A couple questions for cxy_geocode:

why is this named 'response'? is there a reason not to overwrite 'split'?
the left_join's performance could be improved if we used one variable instead of 4... can we use id?

A couple questions for cxy_geocoder:

what is the practical impact of using a warning in an internal function... I'm not sure about this
why call methods::as() instead of as.numeric()?

Answer 5 · 2019-06-30T13:49:27.000Z

Also, FWIW, appyveyor is failing because the new dplyr release's binaries aren't out yet and for some reason the source builds are failing. On the Travis side, it is failing on 3.3 and 3.4 because of the serialization issue I noted above.

Answer 6 · 2019-06-30T17:54:30.000Z

What do we do about the appveyor issue?

Reason to not overwrite split, as I understand (Could be wrong about this) is that initializing an empty vector pre-allocates memory for data to be put into. If the function re-wrote to the split object, it would put it in a new section of memory, and it would have to call the new object every iteration in the loop. (Causing an exponential slow down) Even if I'm wrong about that, the worst risk of using another object is using a bit more memory.

I'm not really happy about the left_join part at all. I never found a solution for unique id to row id. I would like to create a list of only unique addresses to send to the geocoder and then join that UID to a regular ID.

Dependency on methods and internal warning are remnants of early development, they've been removed. The error for all Non-Matches takes care of what the internal warning was meant for.

Answer 7 · 2019-06-30T18:23:41.000Z

And a note about the testing, we won't technically get full coverage without using more than 1000 addresses, but I'm confident that if something would fail in the batch process, it would also fail on the smaller data.
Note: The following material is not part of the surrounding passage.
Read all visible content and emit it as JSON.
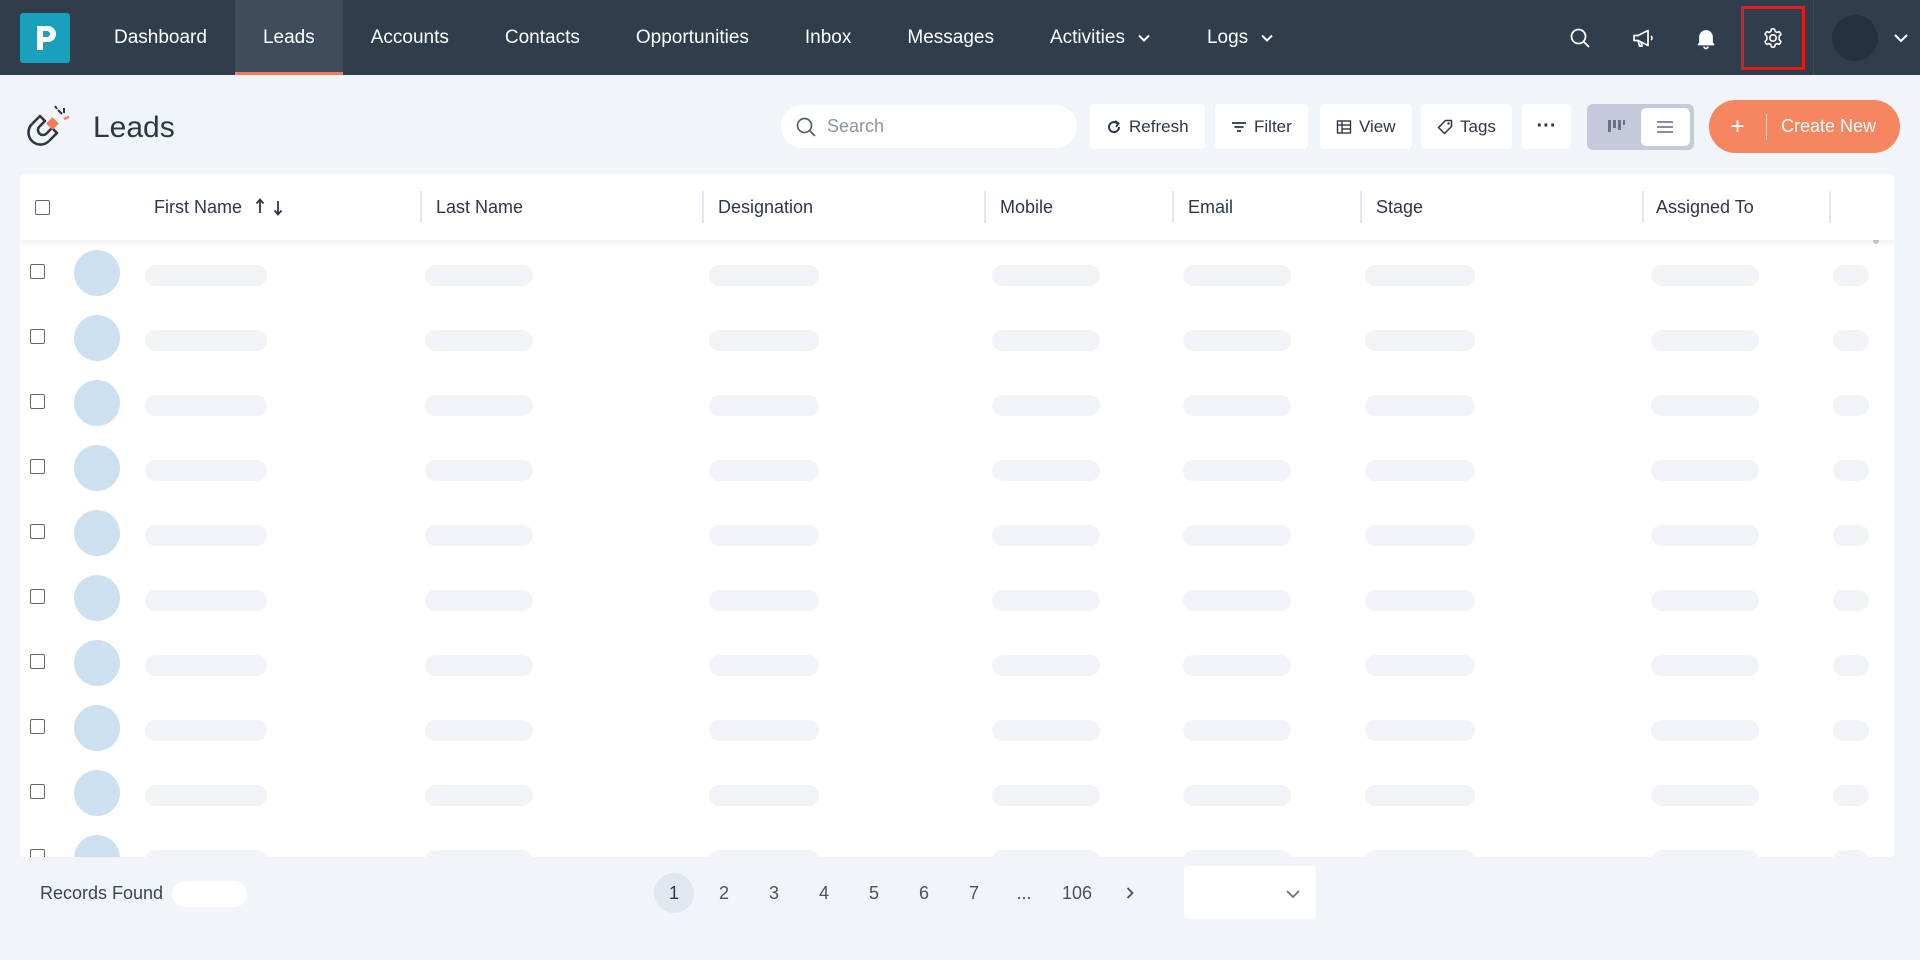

Answer 8 · 2019-06-30T20:59:43.000Z

OK - totally fine with split and glad you made those other changes. I made a couple of small tweaks to the unit test and fixed a documentation issued that R CMD check identified.

We're still failing one of the unit tests, which is connected to what happens when the data have a state column but it isn't included in the function call. This is something we need to address. Can you check that out?

That same solution is implemented in parts of both gateway and postmaster for the UID... do you want me to add that or do you want to explore how it works in those packages?

Answer 9 · 2019-06-30T21:01:29.000Z

RE: appveyor and Travis failing - the dplyr binaries should be available early this week and that should resolve any outstanding issues. As long as devtools::check() is doing well locally, I'm not concerned.

Answer 10 · 2019-07-04T20:12:29.000Z

OK - almost ready to fork and submit to CRAN - we just need to let the stack of CI builds wrap up!